Chapter 18. Web Server Java: Servlets and JSP

Introduction

This chapter covers Web Server Java, but you won’t find anything about writing CGI programs in Java here. Although it would be entirely possible to do so, it would not be efficient. The whole notion of CGI programs is pretty much passe. Every time a CGI program is invoked, the web server has to create a new heavyweight process in which to run it; this is inefficient. If it’s interpreted in Java, the program has to be translated into machine code each time; this is even more inefficient.

Today’s trend is toward building functionality into the web server: Microsoft ASP, PHP3, Java servlets, and JavaServer Pages™ (JSP[40]) are examples of this. None of these normally requires a separate process to be created for each request; the Java-based solutions run in a thread (see Chapter 24) inside the web server, and the Java bytecode need only be translated into machine code once in a long while, assuming a just-in-time (JIT) runtime system. Naturally, this book concentrates on the Java solutions.

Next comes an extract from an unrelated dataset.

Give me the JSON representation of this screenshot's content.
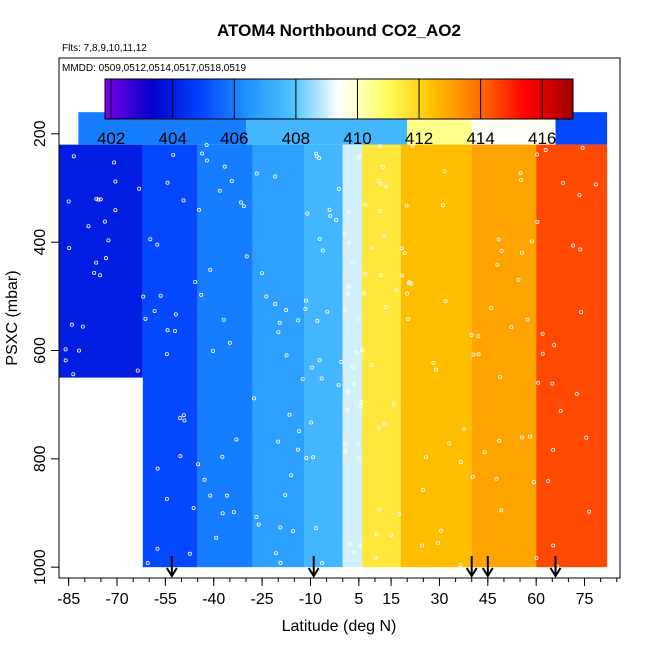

We’ll use two examples in this chapter. Consider the task of displaying a web page with five randomly chosen integer numbers (lottery players love this sort of thing). The Java code you need is simple:

// Part of file netweb/servlets_jsp/FiveInts.java 
Random r = new Random(  ); 
for (int i=0; i<5; i++) 
    System.out.println(r.nextInt(  ));

But of course you can’t just run that and save its output into an HTML file because you want each person seeing the page to get a different set of numbers. If you wanted to mix that into a web page, you’d have to write code to println( ) a bit of HTML. This would be a Java servlet.

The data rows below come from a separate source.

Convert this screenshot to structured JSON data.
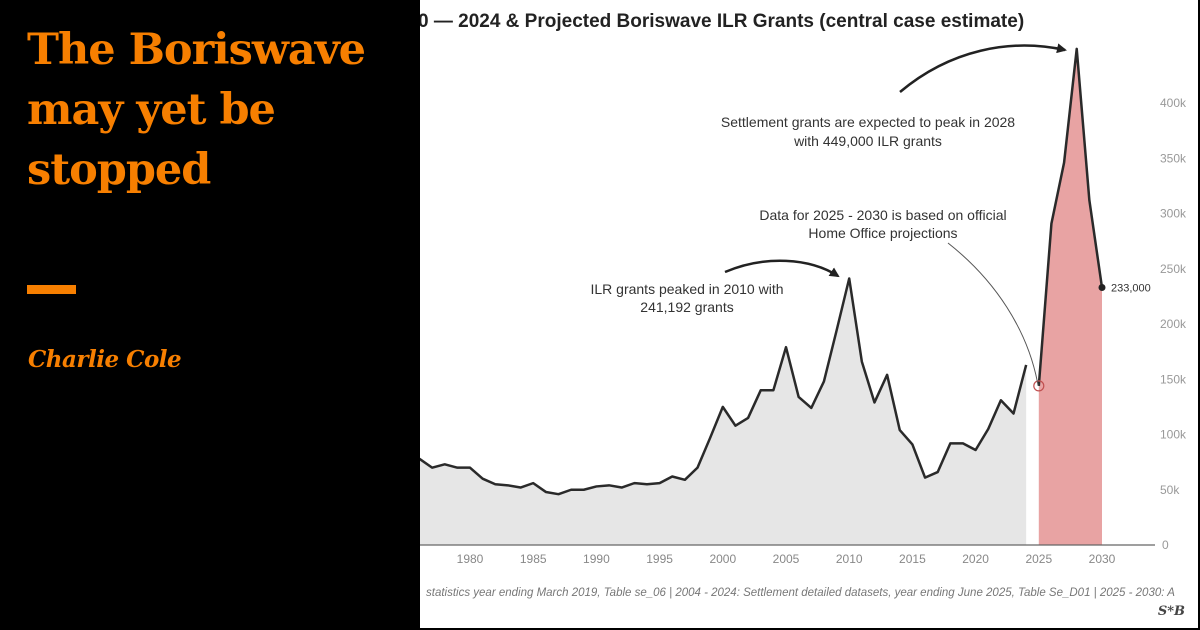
{
  "article": {
    "headline": "The Boriswave may yet be stopped",
    "author": "Charlie Cole",
    "accent_color": "#f77f00"
  },
  "chart_data": {
    "type": "area",
    "title": "0 — 2024 & Projected Boriswave ILR Grants (central case estimate)",
    "xlabel": "",
    "ylabel": "",
    "xlim": [
      1976,
      2030
    ],
    "ylim": [
      0,
      450000
    ],
    "x_ticks": [
      "1980",
      "1985",
      "1990",
      "1995",
      "2000",
      "2005",
      "2010",
      "2015",
      "2020",
      "2025",
      "2030"
    ],
    "y_ticks": [
      "0",
      "50k",
      "100k",
      "150k",
      "200k",
      "250k",
      "300k",
      "350k",
      "400k"
    ],
    "grid": false,
    "series": [
      {
        "color": "#e6e6e6",
        "x": [
          1976,
          1977,
          1978,
          1979,
          1980,
          1981,
          1982,
          1983,
          1984,
          1985,
          1986,
          1987,
          1988,
          1989,
          1990,
          1991,
          1992,
          1993,
          1994,
          1995,
          1996,
          1997,
          1998,
          1999,
          2000,
          2001,
          2002,
          2003,
          2004,
          2005,
          2006,
          2007,
          2008,
          2009,
          2010,
          2011,
          2012,
          2013,
          2014,
          2015,
          2016,
          2017,
          2018,
          2019,
          2020,
          2021,
          2022,
          2023,
          2024
        ],
        "values": [
          78000,
          70000,
          73000,
          70000,
          70000,
          60000,
          55000,
          54000,
          52000,
          56000,
          48000,
          46000,
          50000,
          50000,
          53000,
          54000,
          52000,
          56000,
          55000,
          56000,
          62000,
          59000,
          70000,
          97000,
          125000,
          108000,
          115000,
          140000,
          140000,
          179000,
          134000,
          124000,
          148000,
          194000,
          241192,
          166000,
          129000,
          154000,
          104000,
          91000,
          61000,
          66000,
          92000,
          92000,
          86000,
          105000,
          131000,
          119000,
          163000
        ]
      },
      {
        "color": "#e8a3a3",
        "x": [
          2025,
          2026,
          2027,
          2028,
          2029,
          2030
        ],
        "values": [
          144000,
          291000,
          346000,
          449000,
          312000,
          233000
        ]
      }
    ],
    "annotations": {
      "peak_2010": [
        "ILR grants peaked in 2010 with",
        "241,192 grants"
      ],
      "projection_note": [
        "Data for 2025 - 2030 is based on official",
        "Home Office projections"
      ],
      "peak_2028": [
        "Settlement grants are expected to peak in 2028",
        "with 449,000 ILR grants"
      ],
      "end_label": "233,000"
    },
    "source": "statistics year ending March 2019, Table se_06 | 2004 - 2024: Settlement detailed datasets, year ending June 2025, Table Se_D01 | 2025 - 2030: A",
    "credit": "S*B"
  }
}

The servlet code could get messy, however, since you’d have to escape double quotes inside strings. Worse, if the webmaster wanted to change the HTML, he’d have to approach the programmer’s sanctified source code and plead to have it changed. Imagine if you could give the webmaster a page containing a bit of HTML and the Java code you need, and have it magically compiled into Java whenever the HTML was changed. Imagine no longer, says the marketer, for that capability is here now, with JavaServer Pages.

The second example is a dictionary (list of terms); I’ll present this both as a servlet and as a JSP.

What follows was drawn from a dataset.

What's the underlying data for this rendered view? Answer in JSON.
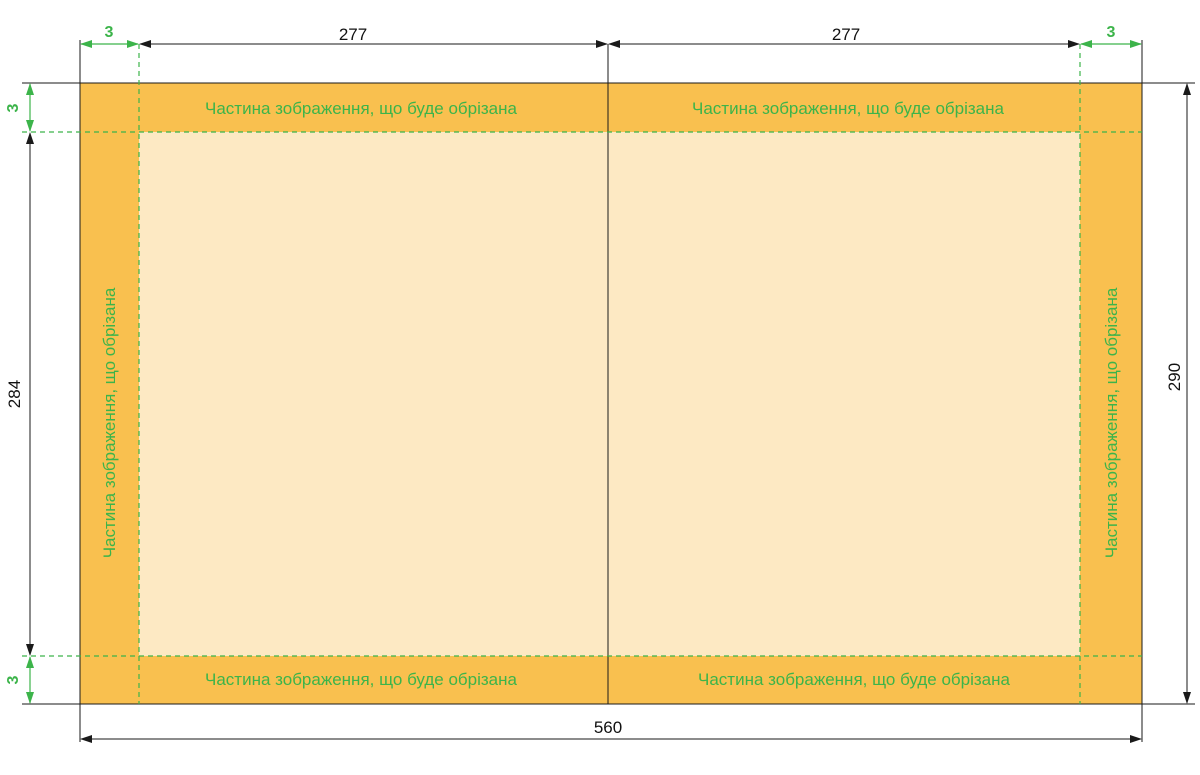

I won’t talk about how you get your servlet engine installed, nor exactly how you install your servlet. If you don’t already have a servlet engine, though, I’d recommend downloading Tomcat from http://jakarta.apache.org. Tomcat is the official reference implementation -- so designated by Sun -- for the servlet and JSP standard. It is also (as you can infer from the URL) the official servlet engine for the ever-popular Apache web server.



[40] It has been said of Sun that when they copy something, they both improve upon it and give credit where credit’s due in the name. Consider Microsoft ODBC and Java JDBC; Microsoft ASP and Java JSP. The same cannot be said of most large companies.